Other intersections of note in the program were:

CD3300
8.58m @ 1.05 g/t Au (112.1m)
0.64m @ 2.88 g/t Au (125.8m)
0.91m @ 2.01 g/t Au (386.84m)
Did not intersect any significant assays on Hustlers structure
FOS21DD_002
0.3m @ 19.48 g/t Au (162.4m)
0.87m @ 2.45 g/t Au (168.65m)
FOS21DD_001
1.0m @ 1.89 g/t Au (656m)
1.0m @ 1.49 g/t Au (676m)

The close association between nickel and gold at the Kambalda/St Ives camp is well documented. Total historical production of nickel and gold across the entire district is estimated to be approaching 1.6 Mt of nickel metal and now over 15 Moz of gold.

A previously unrecognised structure has now been defined over an area of at least 300m down dip and 150m across strike by four separate diamond holes.
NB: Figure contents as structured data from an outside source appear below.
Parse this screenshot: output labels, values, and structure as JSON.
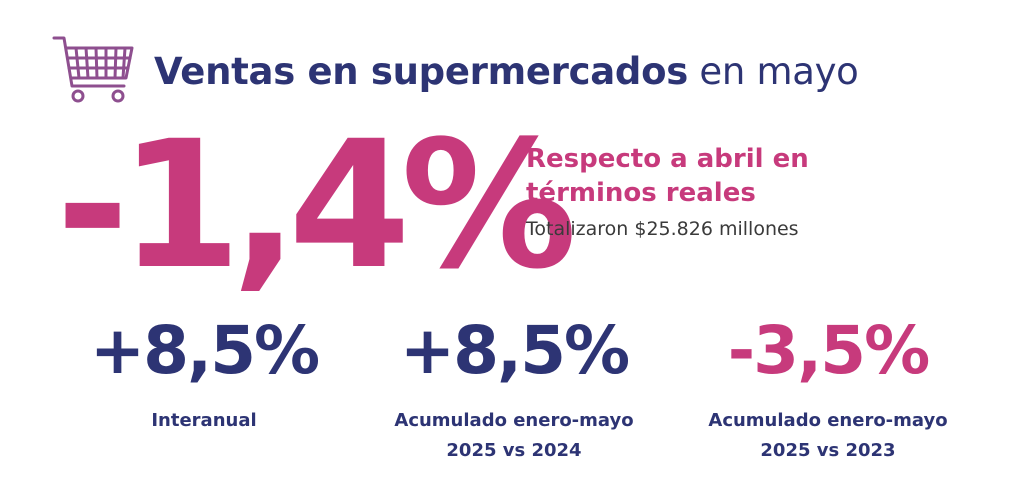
{
  "header": {
    "title_bold": "Ventas en supermercados",
    "title_light": " en mayo",
    "icon": "shopping-cart-icon",
    "icon_color": "#c73a7c"
  },
  "headline": {
    "value": "-1,4%",
    "color": "#c73a7c",
    "subtitle_line1": "Respecto a abril en",
    "subtitle_line2": "términos reales",
    "total": "Totalizaron $25.826 millones"
  },
  "stats": [
    {
      "value": "+8,5%",
      "color": "#2d3474",
      "label_line1": "Interanual",
      "label_line2": ""
    },
    {
      "value": "+8,5%",
      "color": "#2d3474",
      "label_line1": "Acumulado enero-mayo",
      "label_line2": "2025 vs 2024"
    },
    {
      "value": "-3,5%",
      "color": "#c73a7c",
      "label_line1": "Acumulado enero-mayo",
      "label_line2": "2025 vs 2023"
    }
  ],
  "colors": {
    "navy": "#2d3474",
    "pink": "#c73a7c"
  }
}
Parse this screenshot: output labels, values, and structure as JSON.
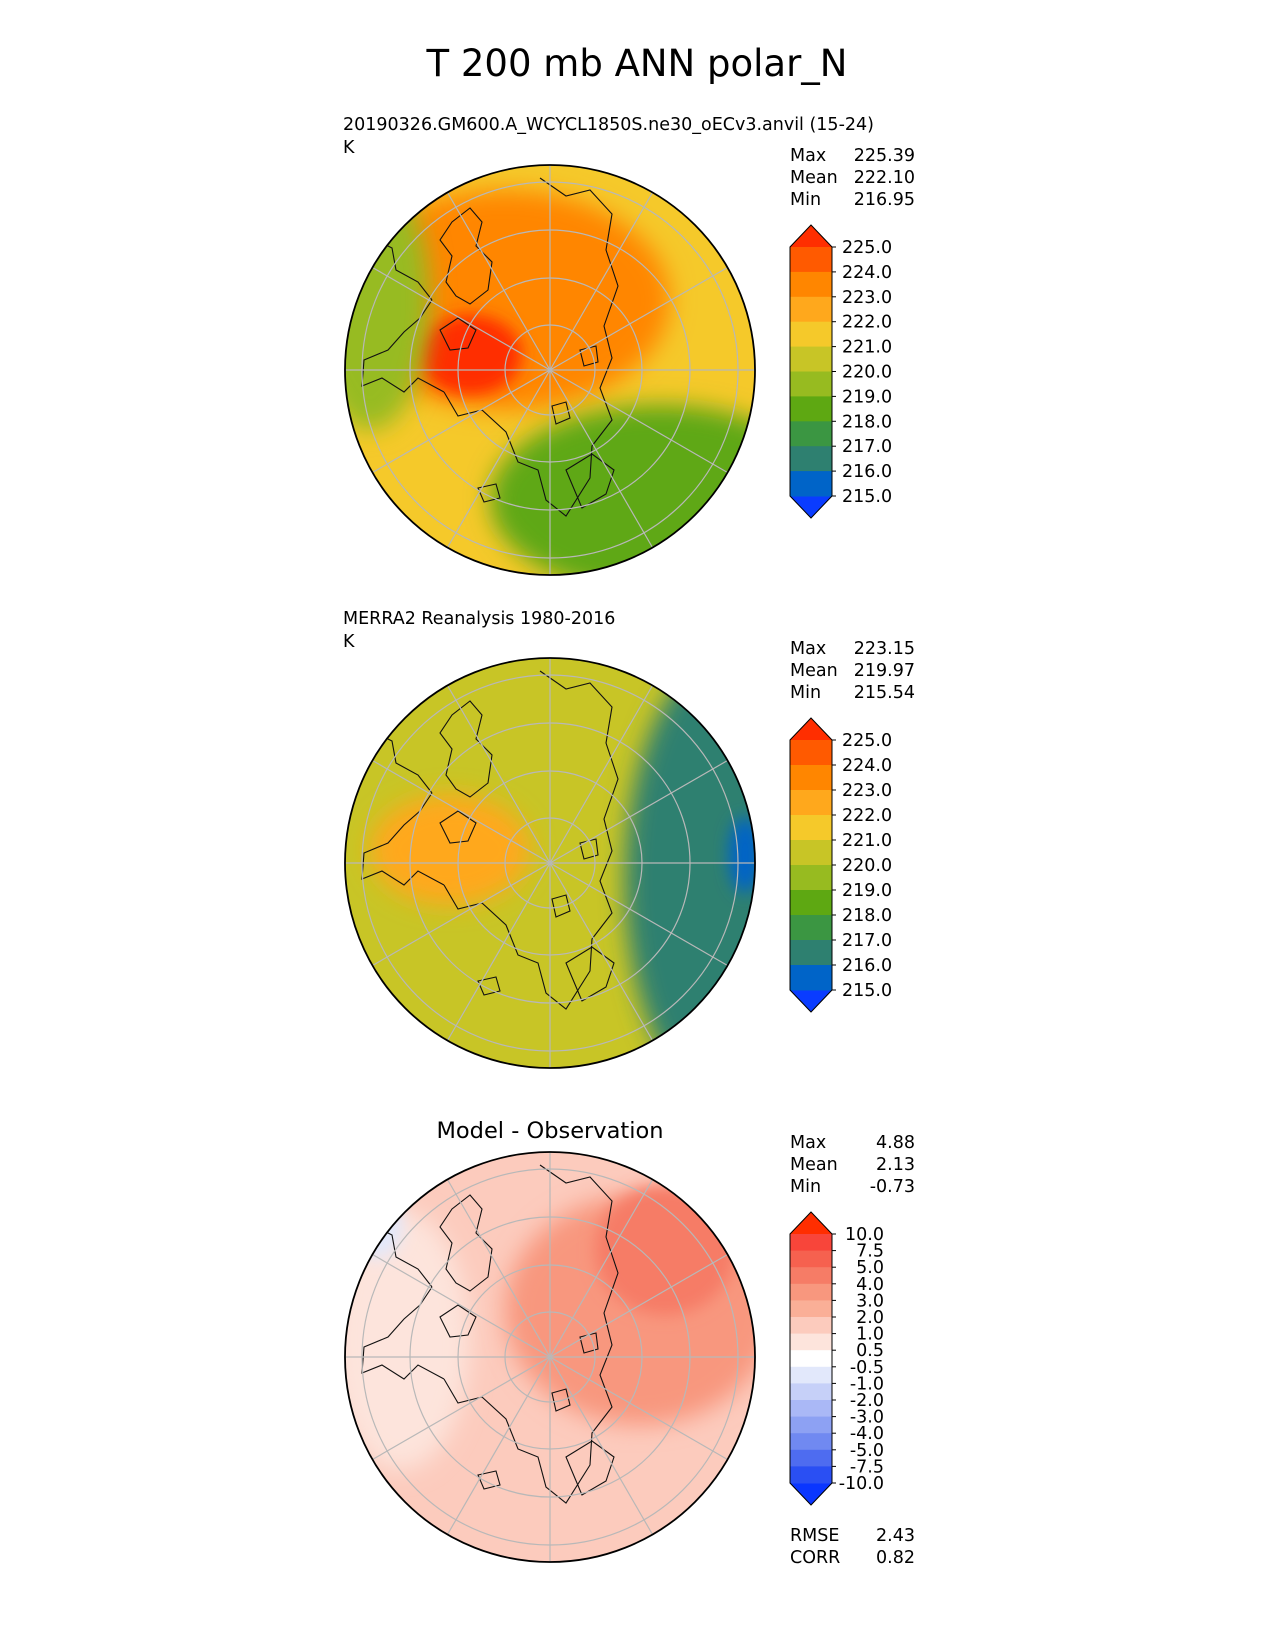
{
  "figure": {
    "title": "T 200 mb ANN polar_N"
  },
  "chart_data": [
    {
      "type": "heatmap",
      "projection": "north-polar-stereographic",
      "title": "20190326.GM600.A_WCYCL1850S.ne30_oECv3.anvil (15-24)",
      "units": "K",
      "stats": [
        {
          "label": "Max",
          "value": "225.39"
        },
        {
          "label": "Mean",
          "value": "222.10"
        },
        {
          "label": "Min",
          "value": "216.95"
        }
      ],
      "colorbar": {
        "levels": [
          "225.0",
          "224.0",
          "223.0",
          "222.0",
          "221.0",
          "220.0",
          "219.0",
          "218.0",
          "217.0",
          "216.0",
          "215.0"
        ],
        "colors": [
          "#ff2e00",
          "#ff5a00",
          "#ff8600",
          "#ffa81c",
          "#f5c92a",
          "#c8c526",
          "#97bb20",
          "#5ea812",
          "#3b9642",
          "#2e8070",
          "#0064c8",
          "#0a3cff"
        ]
      },
      "field_regions": [
        {
          "name": "background",
          "value": 221.5
        },
        {
          "name": "eurasia-warm",
          "value": 223.5
        },
        {
          "name": "greenland-max",
          "value": 225.2
        },
        {
          "name": "pacific-cool",
          "value": 219.5
        },
        {
          "name": "atlantic-cool",
          "value": 218.0
        }
      ]
    },
    {
      "type": "heatmap",
      "projection": "north-polar-stereographic",
      "title": "MERRA2 Reanalysis 1980-2016",
      "units": "K",
      "stats": [
        {
          "label": "Max",
          "value": "223.15"
        },
        {
          "label": "Mean",
          "value": "219.97"
        },
        {
          "label": "Min",
          "value": "215.54"
        }
      ],
      "colorbar": {
        "levels": [
          "225.0",
          "224.0",
          "223.0",
          "222.0",
          "221.0",
          "220.0",
          "219.0",
          "218.0",
          "217.0",
          "216.0",
          "215.0"
        ],
        "colors": [
          "#ff2e00",
          "#ff5a00",
          "#ff8600",
          "#ffa81c",
          "#f5c92a",
          "#c8c526",
          "#97bb20",
          "#5ea812",
          "#3b9642",
          "#2e8070",
          "#0064c8",
          "#0a3cff"
        ]
      },
      "field_regions": [
        {
          "name": "background",
          "value": 220.5
        },
        {
          "name": "greenland-warm",
          "value": 222.5
        },
        {
          "name": "pacific-cold",
          "value": 216.5
        },
        {
          "name": "pacific-min",
          "value": 215.6
        }
      ]
    },
    {
      "type": "heatmap",
      "projection": "north-polar-stereographic",
      "title": "Model - Observation",
      "units": "",
      "stats": [
        {
          "label": "Max",
          "value": "4.88"
        },
        {
          "label": "Mean",
          "value": "2.13"
        },
        {
          "label": "Min",
          "value": "-0.73"
        }
      ],
      "metrics": [
        {
          "label": "RMSE",
          "value": "2.43"
        },
        {
          "label": "CORR",
          "value": "0.82"
        }
      ],
      "colorbar": {
        "levels": [
          "10.0",
          "7.5",
          "5.0",
          "4.0",
          "3.0",
          "2.0",
          "1.0",
          "0.5",
          "-0.5",
          "-1.0",
          "-2.0",
          "-3.0",
          "-4.0",
          "-5.0",
          "-7.5",
          "-10.0"
        ],
        "colors": [
          "#ff2e00",
          "#f8453a",
          "#f6614f",
          "#f67c66",
          "#f8977e",
          "#faaf97",
          "#fccbbd",
          "#fde4dc",
          "#ffffff",
          "#e2e8fb",
          "#c6d0f8",
          "#aab8f6",
          "#8da1f3",
          "#7089f1",
          "#4e6cf0",
          "#2a4ff3",
          "#0a36ff"
        ]
      },
      "field_regions": [
        {
          "name": "background",
          "value": 1.5
        },
        {
          "name": "pacific-warm",
          "value": 3.5
        },
        {
          "name": "pacific-max",
          "value": 4.8
        },
        {
          "name": "americas-mild",
          "value": 0.8
        },
        {
          "name": "edge-negative",
          "value": -0.6
        }
      ]
    }
  ]
}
Given the intersection points on this new structure, it has been possible to extrapolate the structure to the north-west and down dip to evaluate its potential impact on the prospective nickel contact.

The below image, Foster Nickel Mine – Longitudinal Projection shows the relevant area of the Foster Mine illustrating the location and elevation of the four intersection points on this new structure, the pierce point of the two diamond holes that continued on to intersect the prospective nickel contact and the interpreted position of the structure on the plane of projection.

The projection of this structure appears to coincide with a structure identified in the historical underground mapping which terminates the nickel bearing shoots in that part of the Foster Mine workings, supporting the Company’s view that developing a robust model for these later structures will be an important tool in the programme to extend the known nickel Mineral Resource as well as possible discoveries of new zones of nickel mineralisation.

In relation to the direct test of the komatiite-basalt contact for the presence of economic nickel mineralisation, FOS21DD_001 and CD 3300 (extended) both intersected the prospective komatiite-basalt contact close to or at the planned depths.